Regular columnist in the Portuguese newspaper Público he also comments weekly in the News Channel TVI24 on emerging issues in the current political, economic and cultural dimensions.

== Recent publications ==
- Cardoso, Gustavo and Di Fátima, Branco (2013), Movimento em rede e protestos no Brasil. Qual gigante acordou?, Revista Eco-Pós, Dossiê Mídia, Intelectuais e Política, Vol. 16, N.º 2, Rio de Janeiro: UFRJ.

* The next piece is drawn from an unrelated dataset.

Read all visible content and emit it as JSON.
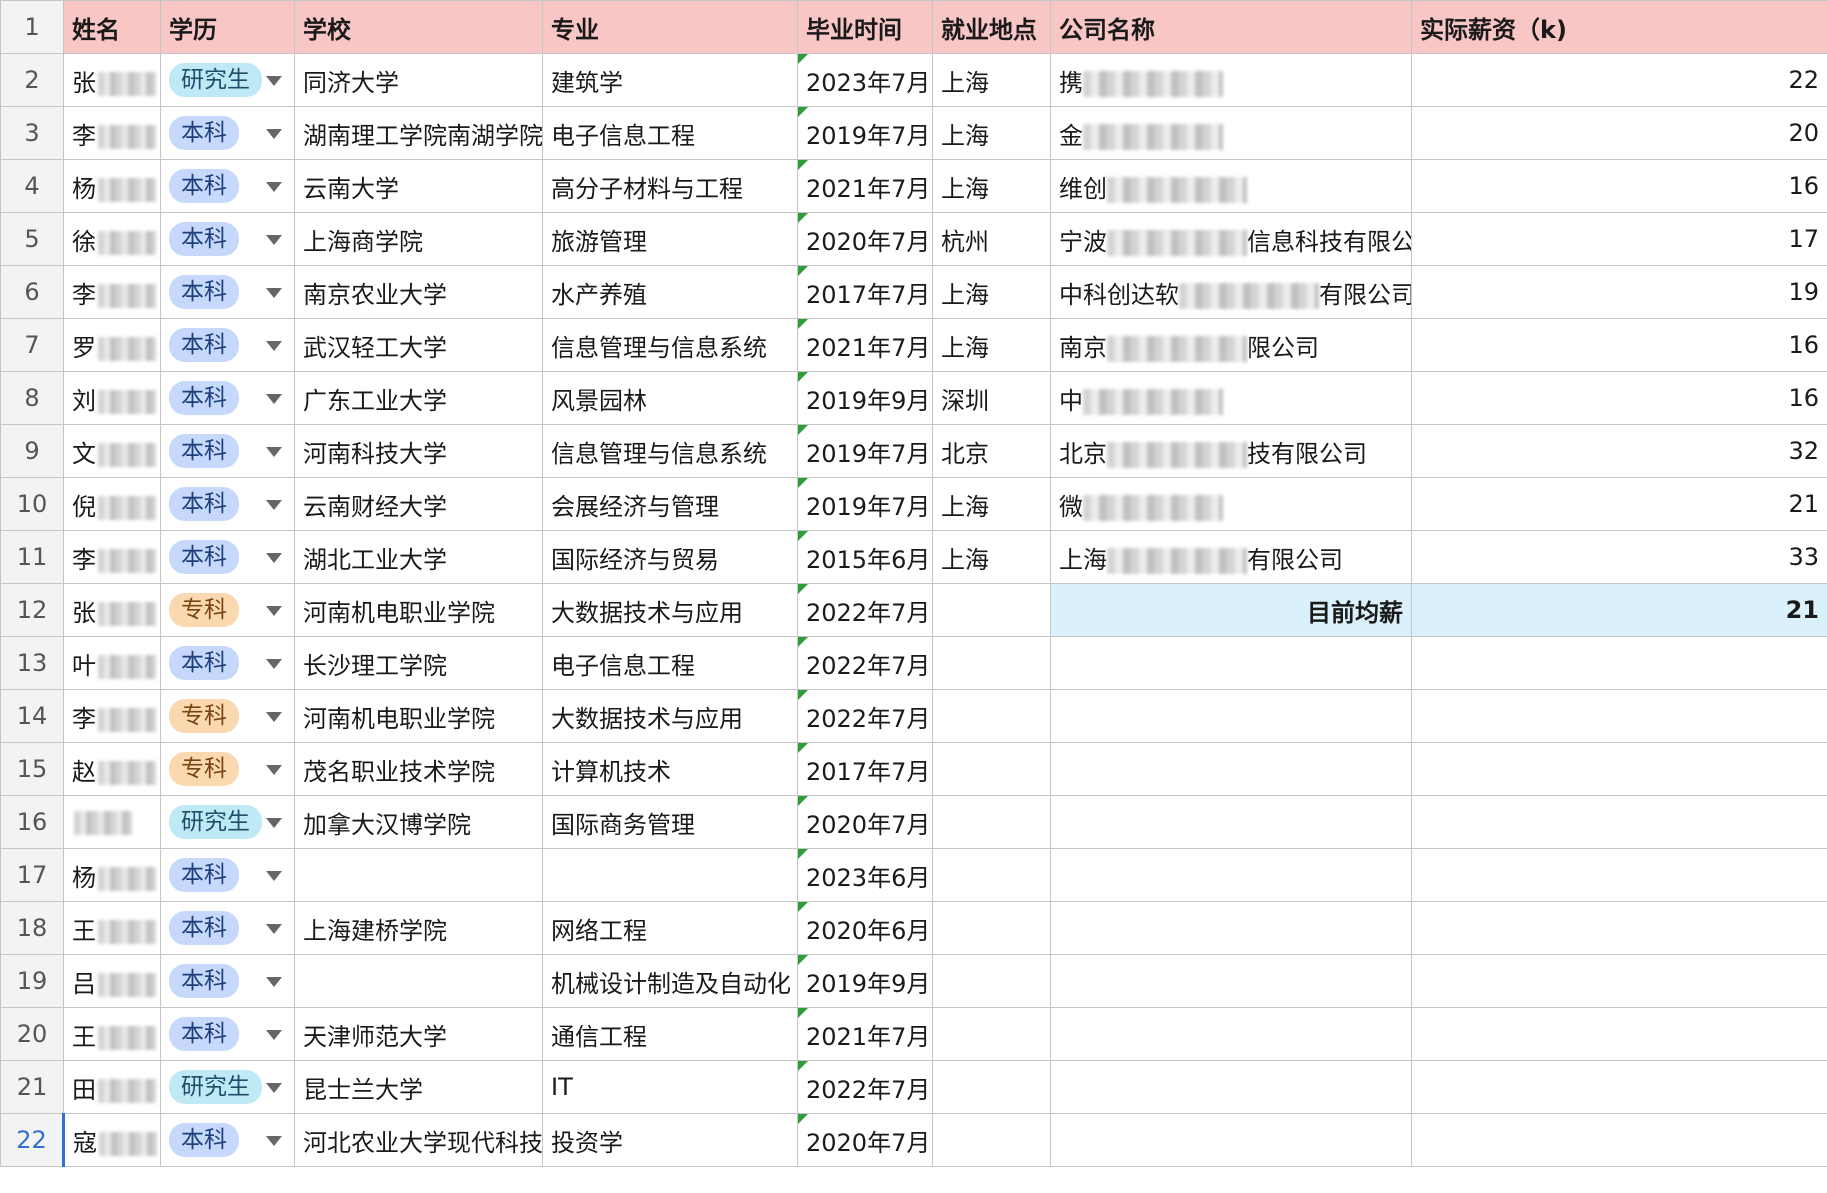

- Cardoso, Gustavo, João Caraça, Rita Espanha and Sandro Mendonça (2010), "The Politics of Open Access", in Dutton, William H. e Paul W. Jeffreys, World Wide Research - Reshaping the Sciences and Humanities. Cambridge, MA: The MIT Press.
- Cardoso, Gustavo e Rita Espanha (2009), "The Users' Shaping of Networked Communication", in J. Pierson, E.A. Mante-Meijer, E.F. Loos & B. Sapio (org.), (2009) Innovation for/by users. Brussel, COST-Opoce.
- World Wide Internet: Changing Societies, Economies and Cultures. Cardoso, Gustavo, Angus Cheong e Jeffrey Cole (eds.) (2009), Macau, University of Macau.